The instrument has been designed so students answer the questions directly on the questionnaire. A response to each item in the CLEI is marked on a 4point, Likert-type scale, ranging between the alternatives of strongly agree, agree, disagree, and strongly disagree. The instrument can be readily scored by hand. Underlining an item number and writing the letter "R" in the researcher use only column identifies items that are reverse scored. Items not underlined or without the letter "R" are scored by indicating the corresponding number (i.e., 5 = strongly agree, 4 = agree, 2 = disagree, 1 = strongly disagree). The scoring direction is reversed for approximately half the items. Omitted or invalidly answered items are scored as 3.
VALIDATION OF THE CLEI
The author intends to test and validate the CLEI with nursing students during their clinical placement. To allow adequate time for students to gain insight into their clinical experience before the survey, data will be collected just prior to the conclusion of their clinical placement. Scale reliability reflects the extent to which items in the same scale measure the same dimension. Estimates of the scale reliability of the CLEI can be computed readily from the collected data, using Cronbach's alpha. A Cronbach alpha of .6 is considered an acceptable level in questionnaires like these (Nunnally, 1978). The discriminant validity of the CLEI can be assessed by computing the mean correlation of a scale with the other scales. All these can be processed and analyzed readily with the Statistical Package for the Social Sciences (SPSS) program (Coakes & Steed, 1997).
This article discussed the historical and conceptual framework of classroom learning environment research; the development and validation of the various classroom environment questionnaires; studies involving educational environment instruments; and past research associated with the hospital as a learning environment. The development of the Clinical Learning Environment Inventory, which applies the conceptual framework of classroom learning environment, was described.
The literature suggests that a supportive learning climate is a critical element of human resource development. There is a need for both direct and indirect facilitation of this development by improving the educative quality of the environment. A supportive clinical learning environment is vital to the success of the teaching-learning process. Many aspects of the clinical environment affect the quality of student nurses' learning, including the quality of students' preparation, characteristics of the instructor and ward staff, peer support, and the variety of clinical opportunities to which students have been exposed.
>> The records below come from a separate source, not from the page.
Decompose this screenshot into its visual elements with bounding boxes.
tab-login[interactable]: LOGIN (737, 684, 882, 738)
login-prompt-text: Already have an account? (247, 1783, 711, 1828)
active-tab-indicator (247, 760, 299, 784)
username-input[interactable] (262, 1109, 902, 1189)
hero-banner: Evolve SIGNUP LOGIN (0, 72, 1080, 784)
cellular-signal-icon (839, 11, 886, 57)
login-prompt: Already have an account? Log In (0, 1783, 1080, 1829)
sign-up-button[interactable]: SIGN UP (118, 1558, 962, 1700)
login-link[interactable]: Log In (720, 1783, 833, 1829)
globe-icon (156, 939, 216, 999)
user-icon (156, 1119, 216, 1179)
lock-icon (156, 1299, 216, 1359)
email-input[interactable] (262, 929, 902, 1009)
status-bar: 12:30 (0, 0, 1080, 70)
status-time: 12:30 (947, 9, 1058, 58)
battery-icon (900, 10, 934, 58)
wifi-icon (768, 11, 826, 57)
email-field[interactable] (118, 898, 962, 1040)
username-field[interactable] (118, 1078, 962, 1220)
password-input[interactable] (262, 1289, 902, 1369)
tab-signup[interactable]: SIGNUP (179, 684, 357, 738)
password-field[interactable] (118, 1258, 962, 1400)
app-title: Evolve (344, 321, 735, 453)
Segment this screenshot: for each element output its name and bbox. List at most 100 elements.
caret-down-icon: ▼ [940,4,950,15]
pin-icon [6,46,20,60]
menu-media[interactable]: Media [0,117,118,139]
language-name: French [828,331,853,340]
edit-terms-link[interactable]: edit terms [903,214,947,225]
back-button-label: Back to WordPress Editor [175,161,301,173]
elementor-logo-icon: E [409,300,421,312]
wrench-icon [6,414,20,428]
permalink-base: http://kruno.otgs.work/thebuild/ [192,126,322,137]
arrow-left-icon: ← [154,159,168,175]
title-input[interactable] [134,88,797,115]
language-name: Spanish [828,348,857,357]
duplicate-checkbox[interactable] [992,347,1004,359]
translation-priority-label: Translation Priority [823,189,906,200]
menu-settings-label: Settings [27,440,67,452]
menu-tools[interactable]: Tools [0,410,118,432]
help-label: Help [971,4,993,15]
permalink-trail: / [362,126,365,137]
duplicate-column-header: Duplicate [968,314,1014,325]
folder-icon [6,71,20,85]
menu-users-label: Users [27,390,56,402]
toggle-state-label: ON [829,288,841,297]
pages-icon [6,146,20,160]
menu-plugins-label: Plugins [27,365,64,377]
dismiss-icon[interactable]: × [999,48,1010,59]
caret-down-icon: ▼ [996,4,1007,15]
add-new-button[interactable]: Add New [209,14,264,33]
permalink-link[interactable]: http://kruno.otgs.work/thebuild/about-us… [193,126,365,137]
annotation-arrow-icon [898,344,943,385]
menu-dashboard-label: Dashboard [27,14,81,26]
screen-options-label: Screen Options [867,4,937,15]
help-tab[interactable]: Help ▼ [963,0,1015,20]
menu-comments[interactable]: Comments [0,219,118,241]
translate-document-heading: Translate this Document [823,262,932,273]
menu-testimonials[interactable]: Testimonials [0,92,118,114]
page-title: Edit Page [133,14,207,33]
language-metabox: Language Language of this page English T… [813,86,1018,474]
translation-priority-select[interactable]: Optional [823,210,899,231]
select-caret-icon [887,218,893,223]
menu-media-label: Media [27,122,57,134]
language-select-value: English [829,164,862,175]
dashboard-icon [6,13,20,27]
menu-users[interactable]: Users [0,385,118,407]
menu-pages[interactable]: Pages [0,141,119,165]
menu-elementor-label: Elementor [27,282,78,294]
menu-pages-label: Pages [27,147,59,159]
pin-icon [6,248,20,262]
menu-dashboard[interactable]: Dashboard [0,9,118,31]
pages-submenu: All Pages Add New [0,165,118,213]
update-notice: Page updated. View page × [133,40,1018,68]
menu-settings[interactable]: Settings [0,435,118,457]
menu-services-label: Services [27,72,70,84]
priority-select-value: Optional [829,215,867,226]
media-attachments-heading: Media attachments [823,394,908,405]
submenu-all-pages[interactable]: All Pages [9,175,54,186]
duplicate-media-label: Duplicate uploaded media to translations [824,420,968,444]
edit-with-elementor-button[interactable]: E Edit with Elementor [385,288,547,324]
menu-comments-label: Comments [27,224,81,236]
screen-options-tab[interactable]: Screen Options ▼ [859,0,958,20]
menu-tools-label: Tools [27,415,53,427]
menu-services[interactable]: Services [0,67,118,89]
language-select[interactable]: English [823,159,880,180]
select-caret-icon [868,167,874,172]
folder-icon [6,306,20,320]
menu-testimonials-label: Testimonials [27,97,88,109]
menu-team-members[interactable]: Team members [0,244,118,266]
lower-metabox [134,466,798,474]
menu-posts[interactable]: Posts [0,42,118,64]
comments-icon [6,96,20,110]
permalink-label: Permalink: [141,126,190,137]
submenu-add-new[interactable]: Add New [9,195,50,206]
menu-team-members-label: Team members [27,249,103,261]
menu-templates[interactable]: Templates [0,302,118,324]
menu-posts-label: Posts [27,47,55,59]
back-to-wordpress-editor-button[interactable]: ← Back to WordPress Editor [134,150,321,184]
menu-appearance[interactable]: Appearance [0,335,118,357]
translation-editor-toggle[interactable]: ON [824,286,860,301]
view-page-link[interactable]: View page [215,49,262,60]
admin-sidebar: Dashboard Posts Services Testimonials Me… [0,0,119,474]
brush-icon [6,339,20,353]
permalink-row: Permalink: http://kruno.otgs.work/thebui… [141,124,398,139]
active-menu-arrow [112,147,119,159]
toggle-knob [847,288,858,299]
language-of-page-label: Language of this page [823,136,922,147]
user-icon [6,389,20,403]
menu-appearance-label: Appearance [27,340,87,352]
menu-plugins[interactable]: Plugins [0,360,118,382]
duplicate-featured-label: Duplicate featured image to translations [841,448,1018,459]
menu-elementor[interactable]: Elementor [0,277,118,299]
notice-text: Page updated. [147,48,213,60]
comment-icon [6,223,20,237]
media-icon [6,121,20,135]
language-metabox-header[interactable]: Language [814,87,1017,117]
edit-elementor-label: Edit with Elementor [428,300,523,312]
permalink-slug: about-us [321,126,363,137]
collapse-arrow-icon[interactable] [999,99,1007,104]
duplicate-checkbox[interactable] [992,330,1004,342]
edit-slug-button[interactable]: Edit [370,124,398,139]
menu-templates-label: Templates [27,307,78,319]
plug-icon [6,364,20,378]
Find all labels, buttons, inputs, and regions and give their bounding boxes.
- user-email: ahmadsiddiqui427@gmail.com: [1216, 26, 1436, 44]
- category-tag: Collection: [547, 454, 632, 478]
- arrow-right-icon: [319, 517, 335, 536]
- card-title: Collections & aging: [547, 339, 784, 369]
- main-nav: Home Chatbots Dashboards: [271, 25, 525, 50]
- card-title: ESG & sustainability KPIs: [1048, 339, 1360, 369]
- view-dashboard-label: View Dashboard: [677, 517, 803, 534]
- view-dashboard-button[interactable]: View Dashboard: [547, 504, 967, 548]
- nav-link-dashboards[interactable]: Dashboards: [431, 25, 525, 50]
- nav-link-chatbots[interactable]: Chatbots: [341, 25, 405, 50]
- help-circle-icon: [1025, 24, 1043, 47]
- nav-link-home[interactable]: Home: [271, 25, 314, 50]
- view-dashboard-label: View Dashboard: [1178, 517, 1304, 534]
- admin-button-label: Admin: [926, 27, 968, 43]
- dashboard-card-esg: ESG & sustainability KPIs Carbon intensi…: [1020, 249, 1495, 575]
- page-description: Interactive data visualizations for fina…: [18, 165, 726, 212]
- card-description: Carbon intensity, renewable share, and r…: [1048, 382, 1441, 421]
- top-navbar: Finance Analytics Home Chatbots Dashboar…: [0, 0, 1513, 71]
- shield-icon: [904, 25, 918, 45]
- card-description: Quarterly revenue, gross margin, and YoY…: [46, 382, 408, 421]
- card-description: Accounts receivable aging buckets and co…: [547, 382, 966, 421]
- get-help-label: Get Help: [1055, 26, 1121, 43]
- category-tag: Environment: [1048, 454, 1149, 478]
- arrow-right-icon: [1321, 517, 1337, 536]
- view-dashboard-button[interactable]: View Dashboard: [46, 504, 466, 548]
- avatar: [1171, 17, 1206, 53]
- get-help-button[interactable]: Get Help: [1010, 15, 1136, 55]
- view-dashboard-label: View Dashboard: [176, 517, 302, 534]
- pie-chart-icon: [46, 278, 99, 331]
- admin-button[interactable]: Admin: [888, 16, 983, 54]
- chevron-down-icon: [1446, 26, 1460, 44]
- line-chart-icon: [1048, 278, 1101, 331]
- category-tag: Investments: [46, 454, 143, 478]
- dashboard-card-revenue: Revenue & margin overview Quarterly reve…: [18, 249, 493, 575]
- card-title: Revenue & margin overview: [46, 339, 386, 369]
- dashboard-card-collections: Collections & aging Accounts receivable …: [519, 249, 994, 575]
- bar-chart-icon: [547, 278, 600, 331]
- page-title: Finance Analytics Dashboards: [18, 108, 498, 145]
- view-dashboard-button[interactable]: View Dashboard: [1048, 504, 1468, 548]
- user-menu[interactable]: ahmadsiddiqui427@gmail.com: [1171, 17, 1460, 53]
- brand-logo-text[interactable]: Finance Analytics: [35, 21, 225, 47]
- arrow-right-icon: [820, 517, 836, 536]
Various studies have indicated that not all practice settings are able to provide student nurses with a positive learning environment. Other studies have shown clearly that student nurses perceive the practice setting as the most influential context for acquiring nursing knowledge and skills. Clinical education is a vital component in the curricula of preregistration nursing courses, providing student nurses with the opportunity to combine cognitive, psychomotor, and affective skills. Clinical field experiences enable students to develop competencies in the application of knowledge, skills, and attitudes to clinical situations. Because time for the clinical component of preregistration nurse education is limited, it is important that the scarce but valuable time be used effectively.
Despite the past research examined, there is a lack of specific studies on clinical learning environment from the psychosocial educational perspective. Although there are numerous instruments available for assessing classroom learning environments at various levels, no one instrument was available for assessing the clinical learning environment from the psychosocial educational perspective. The CUCEI seems to be the most suitable for use in assessing tertiary nursing students' perceptions of the classroom environment in tutorial settings. Subsequently, the construction of the CLEI, using only scales appropriate to the clinical learning environment, was developed by modifying the CUCEI. It is hoped that the development of the CLEI will provide one missing link in the study of the clinical learning environment.